Seine erste Tugend ist, daß die Opfer sich frei ausdrücken konnten. Das konnte eine doppelte historische Ungerechtigkeit ausgleichen. Sie waren einerseits Opfer der Deportation ihrer Familienangehörigen und andererseits der Gleichgültigkeit, die sie anschließend umgeben hat. Für die 27 Personen, die ich vertrete, kann ich sagen, daß dieses Rederecht befreiend war. Zweitens hat der Prozeß Frankreich erlaubt, die Taten seiner Verwaltung während des Krieges zu betrachten.

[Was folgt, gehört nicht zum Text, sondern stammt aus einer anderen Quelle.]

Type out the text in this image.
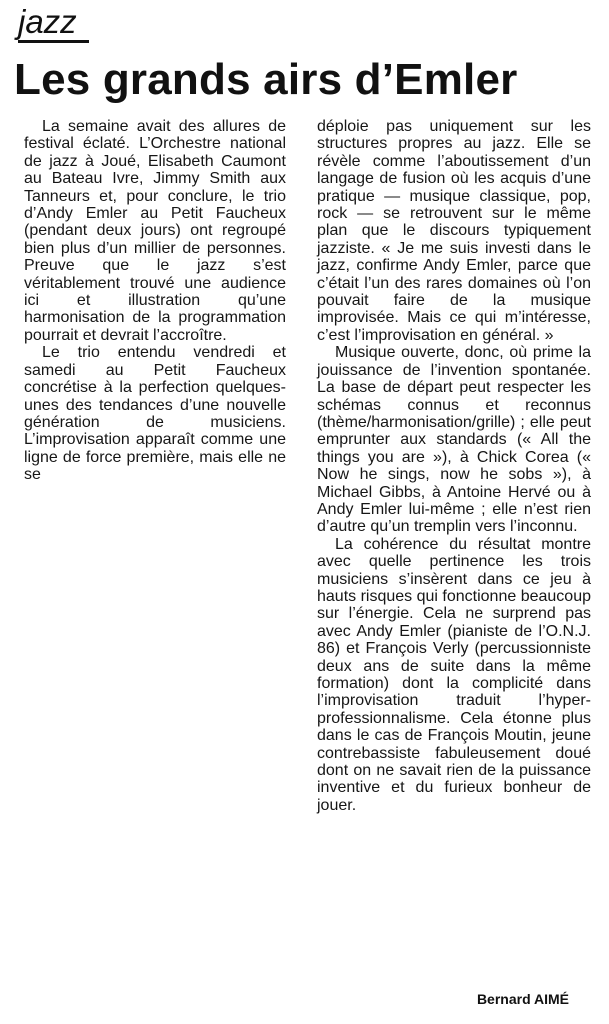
jazz
Les grands airs d’Emler

La semaine avait des allures de festival éclaté. L’Orchestre national de jazz à Joué, Elisabeth Caumont au Bateau Ivre, Jimmy Smith aux Tanneurs et, pour conclure, le trio d’Andy Emler au Petit Faucheux (pendant deux jours) ont regroupé bien plus d’un millier de personnes. Preuve que le jazz s’est véritablement trouvé une audience ici et illustration qu’une harmonisation de la programmation pourrait et devrait l’accroître.

Le trio entendu vendredi et samedi au Petit Faucheux concrétise à la perfection quelques-unes des tendances d’une nouvelle génération de musiciens. L’improvisation apparaît comme une ligne de force première, mais elle ne se

déploie pas uniquement sur les structures propres au jazz. Elle se révèle comme l’aboutissement d’un langage de fusion où les acquis d’une pratique — musique classique, pop, rock — se retrouvent sur le même plan que le discours typiquement jazziste. « Je me suis investi dans le jazz, confirme Andy Emler, parce que c’était l’un des rares domaines où l’on pouvait faire de la musique improvisée. Mais ce qui m’intéresse, c’est l’improvisation en général. »

Musique ouverte, donc, où prime la jouissance de l’invention spontanée. La base de départ peut respecter les schémas connus et reconnus (thème/harmonisation/grille) ; elle peut emprunter aux standards (« All the things you are »), à Chick Corea (« Now he sings, now he sobs »), à Michael Gibbs, à Antoine Hervé ou à Andy Emler lui-même ; elle n’est rien d’autre qu’un tremplin vers l’inconnu.

La cohérence du résultat montre avec quelle pertinence les trois musiciens s’insèrent dans ce jeu à hauts risques qui fonctionne beaucoup sur l’énergie. Cela ne surprend pas avec Andy Emler (pianiste de l’O.N.J. 86) et François Verly (percussionniste deux ans de suite dans la même formation) dont la complicité dans l’improvisation traduit l’hyper-professionnalisme. Cela étonne plus dans le cas de François Moutin, jeune contrebassiste fabuleusement doué dont on ne savait rien de la puissance inventive et du furieux bonheur de jouer.

Bernard AIMÉ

Und drittens hat er gezeigt, daß dieselben hohen Funktionäre, die während des Krieges an Verbrechen gegen die Menschlichkeit teilnahmen, anschließend an Kriegsverbrechen während der Dekolonisierungskriege beteiligt waren. Das gilt für den 17. Oktober 1961 (als Papon Pariser Polizeipräfekt war und die Polizei während einer Demonstration für die algerische Unabhängigkeit Hunderte von Menschen umbrachte, d. Red.).

Es war viel von „Pädagogik“ die Rede. Was haben die Franzosen tatsächlich dazugelernt?

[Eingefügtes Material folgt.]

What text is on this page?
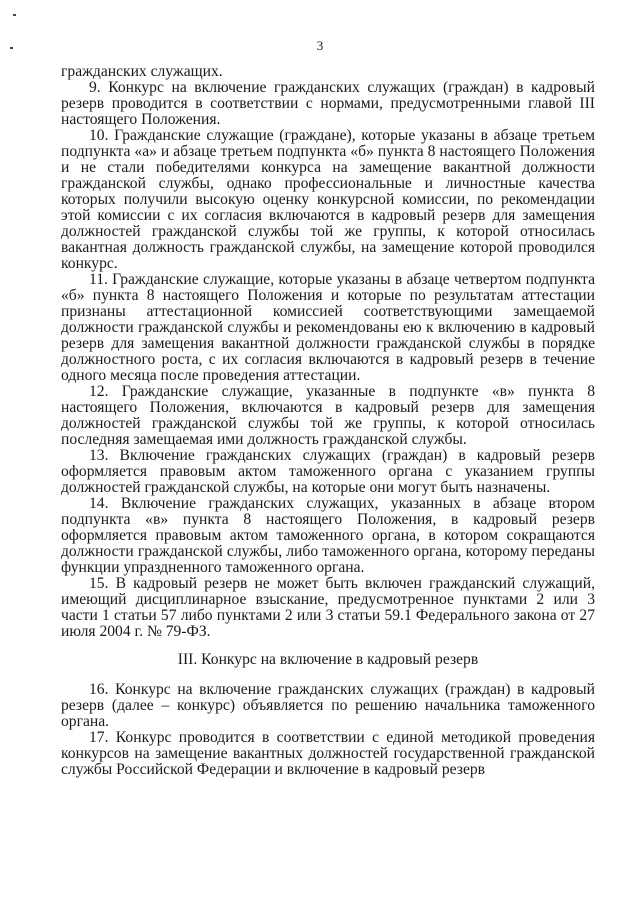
3

гражданских служащих.

9. Конкурс на включение гражданских служащих (граждан) в кадровый резерв проводится в соответствии с нормами, предусмотренными главой III настоящего Положения.

10. Гражданские служащие (граждане), которые указаны в абзаце третьем подпункта «а» и абзаце третьем подпункта «б» пункта 8 настоящего Положения и не стали победителями конкурса на замещение вакантной должности гражданской службы, однако профессиональные и личностные качества которых получили высокую оценку конкурсной комиссии, по рекомендации этой комиссии с их согласия включаются в кадровый резерв для замещения должностей гражданской службы той же группы, к которой относилась вакантная должность гражданской службы, на замещение которой проводился конкурс.

11. Гражданские служащие, которые указаны в абзаце четвертом подпункта «б» пункта 8 настоящего Положения и которые по результатам аттестации признаны аттестационной комиссией соответствующими замещаемой должности гражданской службы и рекомендованы ею к включению в кадровый резерв для замещения вакантной должности гражданской службы в порядке должностного роста, с их согласия включаются в кадровый резерв в течение одного месяца после проведения аттестации.

12. Гражданские служащие, указанные в подпункте «в» пункта 8 настоящего Положения, включаются в кадровый резерв для замещения должностей гражданской службы той же группы, к которой относилась последняя замещаемая ими должность гражданской службы.

13. Включение гражданских служащих (граждан) в кадровый резерв оформляется правовым актом таможенного органа с указанием группы должностей гражданской службы, на которые они могут быть назначены.

14. Включение гражданских служащих, указанных в абзаце втором подпункта «в» пункта 8 настоящего Положения, в кадровый резерв оформляется правовым актом таможенного органа, в котором сокращаются должности гражданской службы, либо таможенного органа, которому переданы функции упраздненного таможенного органа.

15. В кадровый резерв не может быть включен гражданский служащий, имеющий дисциплинарное взыскание, предусмотренное пунктами 2 или 3 части 1 статьи 57 либо пунктами 2 или 3 статьи 59.1 Федерального закона от 27 июля 2004 г. № 79-ФЗ.

III. Конкурс на включение в кадровый резерв

16. Конкурс на включение гражданских служащих (граждан) в кадровый резерв (далее – конкурс) объявляется по решению начальника таможенного органа.

17. Конкурс проводится в соответствии с единой методикой проведения конкурсов на замещение вакантных должностей государственной гражданской службы Российской Федерации и включение в кадровый резерв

Sie haben klar gesehen, wie unerschütterlich und unterwürfig hohe Beamte von Vichy gearbeitet haben. Es geht um Büroverbrechen. Um Mörder mit Schreibgeräten. Ihre Waffen sind Listen von Personen, die in einer Stadt leben. Sie töten, indem sie diese Listen den Nazis, der SS, geben. Ich würde nicht sagen, daß sie einen besonderen Eifer an den Tag legten. Es war eine kalte Art. Wenn sie gelegentlich schneller waren, wenn sie die Befehle der Nazis vorwegnahmen, dann lag das nur daran, daß sie eben gut organisierte Beamte waren, nicht, daß sie Antisemiten waren, die den Nazis gefallen wollten. Sie wußten, daß man besser ist, wenn man sich gut organisiert und vorbereitet. Sie befanden sich in einem System von Staatskollaboration, und sie wußten genau, daß Vichy permanent vor den Wünschen der Nazis kapitulierte. Das waren Beamte, die gut funktionierten. Das ist das schreckliche.

Halten Sie einen Freispruch, wie ihn die Verteidigung beantragt hat, oder eine relativ kurze Freiheitsstrafe, wie es der Staatsanwalt will, für möglich?

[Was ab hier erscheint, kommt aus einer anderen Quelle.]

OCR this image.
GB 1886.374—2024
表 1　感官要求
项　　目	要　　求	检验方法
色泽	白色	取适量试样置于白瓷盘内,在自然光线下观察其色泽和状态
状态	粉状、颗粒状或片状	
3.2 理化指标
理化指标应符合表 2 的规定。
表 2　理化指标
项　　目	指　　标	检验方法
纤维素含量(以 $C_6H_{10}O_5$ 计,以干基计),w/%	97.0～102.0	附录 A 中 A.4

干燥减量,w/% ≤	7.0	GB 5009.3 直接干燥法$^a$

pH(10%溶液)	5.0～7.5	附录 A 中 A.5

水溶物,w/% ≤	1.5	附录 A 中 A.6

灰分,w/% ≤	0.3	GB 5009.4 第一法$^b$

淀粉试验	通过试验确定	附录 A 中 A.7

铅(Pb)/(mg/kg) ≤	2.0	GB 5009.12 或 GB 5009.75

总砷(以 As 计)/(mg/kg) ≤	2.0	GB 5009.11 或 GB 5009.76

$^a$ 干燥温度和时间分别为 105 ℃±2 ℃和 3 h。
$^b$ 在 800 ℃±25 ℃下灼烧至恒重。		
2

Ein Freispruch ist objektiv nicht möglich. Die Zivilkläger und die Staatsanwaltschaft haben deutlich gezeigt, wie sehr die ständige Übergabe von Listen an die SS eine Komplizenschaft mit Verbrechen gegen die Menschlichkeit war. Im Fall von Librac zum Beispiel (dessen Transfers in das Durchgangslager Merignac bei Bordeaux Papon zu Anfang seiner bordelaiser Amtszeit unterzeichnet hat, d. Red.) hat Papon das implizit selbst eingestanden. Er sagte: „Das ist mein Fluch.“ Ziel ist, daß es eine Verurteilung gibt. Das Strafmaß selbst ist Sache der Geschworenen und nicht der Anwälte. Es ist nicht unsere Aufgabe, die Strafhöhe zu beurteilen.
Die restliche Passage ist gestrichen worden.